Question

An insulated piston-cylinder device initially contains \(0.01 \mathrm{m}^{3}\) of saturated liquid-vapor mixture with a quality of 0.2 at \(120^{\circ} \mathrm{C}\). Now some ice at \(0^{\circ} \mathrm{C}\) is added to the cylinder. If the cylinder contains saturated liquid at \(120^{\circ} \mathrm{C}\) when thermal equilibrium is established, determine the amount of ice added. The melting temperature and the heat of fusion of ice at atmospheric pressure are \(0^{\circ} \mathrm{C}\) and \(333.7 \mathrm{kJ} / \mathrm{kg},\) respectively.

Short answer

Answer: Approximately \(8.9462 \mathrm{kg}\) of ice is added to the piston-cylinder device.

Step-by-step solution

Determine the initial mass of the liquid-vapor mixture

For a saturated liquid-vapor mixture, the specific volume \(v\) is given by: $$ v = (1-x)v_f + xv_g $$ Where \(x\) stands for the quality, while \(v_f\) and \(v_g\) are the specific volumes of the saturated liquid and saturated vapor, respectively. We are given the quality (\(x = 0.2\)) and the total volume (\(V = 0.01 \mathrm{m}^3\)). To find \(v_f\) and \(v_g\) at \(120^{\circ}\mathrm{C}\), we can use the steam tables.

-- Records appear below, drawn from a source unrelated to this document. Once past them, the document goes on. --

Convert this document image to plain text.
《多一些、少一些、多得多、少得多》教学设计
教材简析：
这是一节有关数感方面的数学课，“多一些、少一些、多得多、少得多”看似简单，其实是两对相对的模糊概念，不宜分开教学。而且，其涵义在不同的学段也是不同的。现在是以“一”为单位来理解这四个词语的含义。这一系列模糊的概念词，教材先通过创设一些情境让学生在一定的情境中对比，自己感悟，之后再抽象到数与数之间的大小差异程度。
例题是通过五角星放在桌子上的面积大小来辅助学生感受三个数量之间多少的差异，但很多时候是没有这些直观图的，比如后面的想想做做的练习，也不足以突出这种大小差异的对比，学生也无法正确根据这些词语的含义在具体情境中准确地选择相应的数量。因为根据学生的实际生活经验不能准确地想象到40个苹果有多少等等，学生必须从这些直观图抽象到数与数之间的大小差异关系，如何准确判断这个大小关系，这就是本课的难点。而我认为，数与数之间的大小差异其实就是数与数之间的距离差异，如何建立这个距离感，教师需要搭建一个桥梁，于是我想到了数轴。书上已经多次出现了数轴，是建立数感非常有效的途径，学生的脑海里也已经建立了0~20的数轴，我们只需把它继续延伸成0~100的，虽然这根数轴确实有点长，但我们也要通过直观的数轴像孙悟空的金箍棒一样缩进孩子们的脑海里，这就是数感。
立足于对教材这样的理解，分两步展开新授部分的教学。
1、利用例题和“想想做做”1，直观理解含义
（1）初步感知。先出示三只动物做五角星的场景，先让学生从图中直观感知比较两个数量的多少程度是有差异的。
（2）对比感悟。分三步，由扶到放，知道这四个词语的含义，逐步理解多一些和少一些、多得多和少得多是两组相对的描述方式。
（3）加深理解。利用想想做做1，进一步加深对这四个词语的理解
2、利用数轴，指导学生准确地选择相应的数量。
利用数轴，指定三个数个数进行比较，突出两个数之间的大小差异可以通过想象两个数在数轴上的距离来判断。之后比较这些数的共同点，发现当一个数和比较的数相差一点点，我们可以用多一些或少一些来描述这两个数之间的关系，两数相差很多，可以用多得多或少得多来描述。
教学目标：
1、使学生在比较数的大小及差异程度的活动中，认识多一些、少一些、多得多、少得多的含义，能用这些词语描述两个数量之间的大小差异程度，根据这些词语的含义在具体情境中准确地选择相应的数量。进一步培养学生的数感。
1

At \(120^{\circ}\mathrm{C}\), from the steam tables, we have: - \(v_f = 0.00106 \mathrm{m}^3/\mathrm{kg}\) - \(v_g = 0.0993 \mathrm{m}^3/\mathrm{kg}\) Now, we can find the specific volume \(v\) of the mixture: $$ v = (1-0.2) \times 0.00106 + 0.2 \times 0.0993 = 0.0205 \mathrm{m}^3/\mathrm{kg} $$ To find the initial mass of the liquid-vapor mixture \(m_{initial}\), we can use: $$ m_{initial} = \frac{V}{v} = \frac{0.01}{0.0205} = 0.4878 \mathrm{kg} $$

Calculate the mass of liquid formed due to melting and heating of ice

To find the mass of liquid formed due to the melting of ice and heating it to \(120^{\circ}\mathrm{C}\), we can set up an energy balance equation. Let \(m_{ice}\) be the mass of ice added and \(Q_{in}\) be the energy transferred from the surroundings to the system. The energy balance equation can be written as: $$ Q_{in} = m_{ice}(hf_{ice} + c_{pw}(120 - 0)) $$ Where \(hf_{ice}\) is the heat of fusion of ice and \(c_{pw}\) is the specific heat of water. They are given: - \(hf_{ice} = 333.7 \mathrm{kJ/kg}\) - \(c_{pw} = 4.18 \mathrm{kJ/kg\cdot K}\) We can now rewrite the energy balance equation as: $$ Q_{in} = m_{ice}(333.7 + 4.18 \times 120) = 833.6m_{ice} $$

Determine the final mass of the saturated liquid

When thermal equilibrium is established, there will be saturated liquid at \(120^{\circ}\mathrm{C}\) in the piston-cylinder device. The final mass of the saturated liquid \(m_{final}\) can be obtained using the specific volume of the saturated liquid (\(v_f\)) at \(120^{\circ}\mathrm{C}\): $$ m_{final} = \frac{V}{v_f} = \frac{0.01}{0.00106} = 9.4340 \mathrm{kg} $$

Find the amount of ice added

To find the mass of ice added \(m_{ice}\), subtract the initial mass of the liquid-vapor mixture from the final mass of the saturated liquid: $$ m_{ice} = m_{final} - m_{initial} = 9.4340 - 0.4878 = 8.9462 \mathrm{kg} $$ Hence, the amount of ice added to the piston-cylinder device is approximately \(8.9462 \mathrm{kg}\).